Он кивнул, чувствуя, как нарастает остатки того истерического смеха на котором прервалась его жизнь. А внутри утвердилась уверенность, что приезд его красавицы, в это Богом забытое место, было предначертано свыше. Он точно знал, как будто ему сказали об этом, что ее принятие, ее защита, его любовь к ней, стали искуплением тех далеких, страшных поступков. Искупление. Дыхание перехватило и тяжелые, литые кандалы распахнулись, выпустив его сущность. Но он не хотел уходить и не хотел оставлять одну свою красавицу. Он резко вскинул руку, расширившимися от ужаса глазами, рассматривая как его кожа с каждым мгновение становится прозрачной.
- Нет, нет, нет. – он всплеснул руками, бешено озираясь и наконец встретился глазами со своей красавицей.
- Что происходит? – в ее голосе и глазах сквозил страх.
- Я получил искупление. Меня отпустили. Я – свободен.
Он не хотел, но должен.
- Я должен уйти. – он прикусил губу, стараясь запомнить ее лицо, как можно ярче и четче, чувствуя как сознание снова заволакивает белой, но уже спокойной, и умиротворенной дымкой.
Она не плакала, не кричала. Он был ей за это благодарен, он полюбил ее за эту неискоренимую силу духа. Она просто смотрела на него, так же стараясь запомнить его лицо. Он чувствовал, как внутри все саднило. Он готов был рвать любые оковы, чтобы спасти ее, повернуть с ног на голову весь земной шар, чтобы увидеть ее улыбку, но не было больше оков и он точно знал, что ей так будет лучше. Она осуществит свои мечты, она будет радоваться каждому дню, она сможет путешествовать и уехать на другой континент.

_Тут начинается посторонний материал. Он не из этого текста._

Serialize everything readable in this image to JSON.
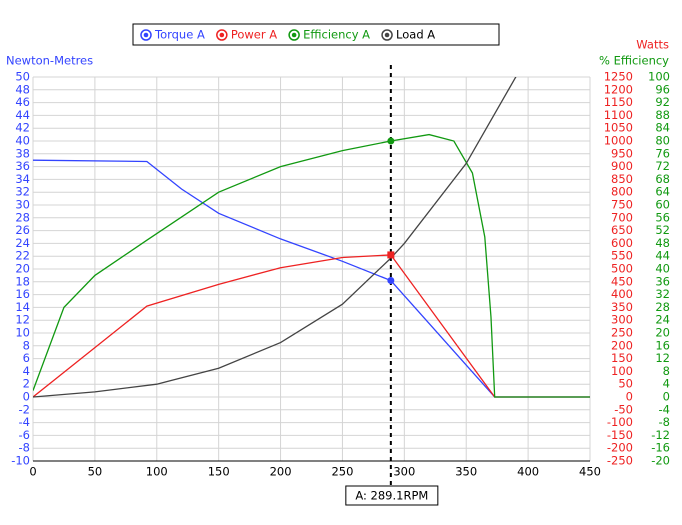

Она сможет делать все, что ей хочется и просто жить.
- Покой? – ее голос звучал ломко и глухо.
Их присказка, которую они говорил друг другу, когда слова были излишними.
- Покой. – согласился он, закрывая глаза, чувствуя, как внутри все разрывается от тоски.
- Я буду помнить тебя, мое Чудовище. – она закрыла ладонями лицо, чувствуя, что слезы готовы брызнуть из глаз, а в горле застрял ком.
Когда она отняла руки от лица, его уже не было, а наверху со звоном, осыпав пол осколками, разбилась статуэтка фарфоровой балерины.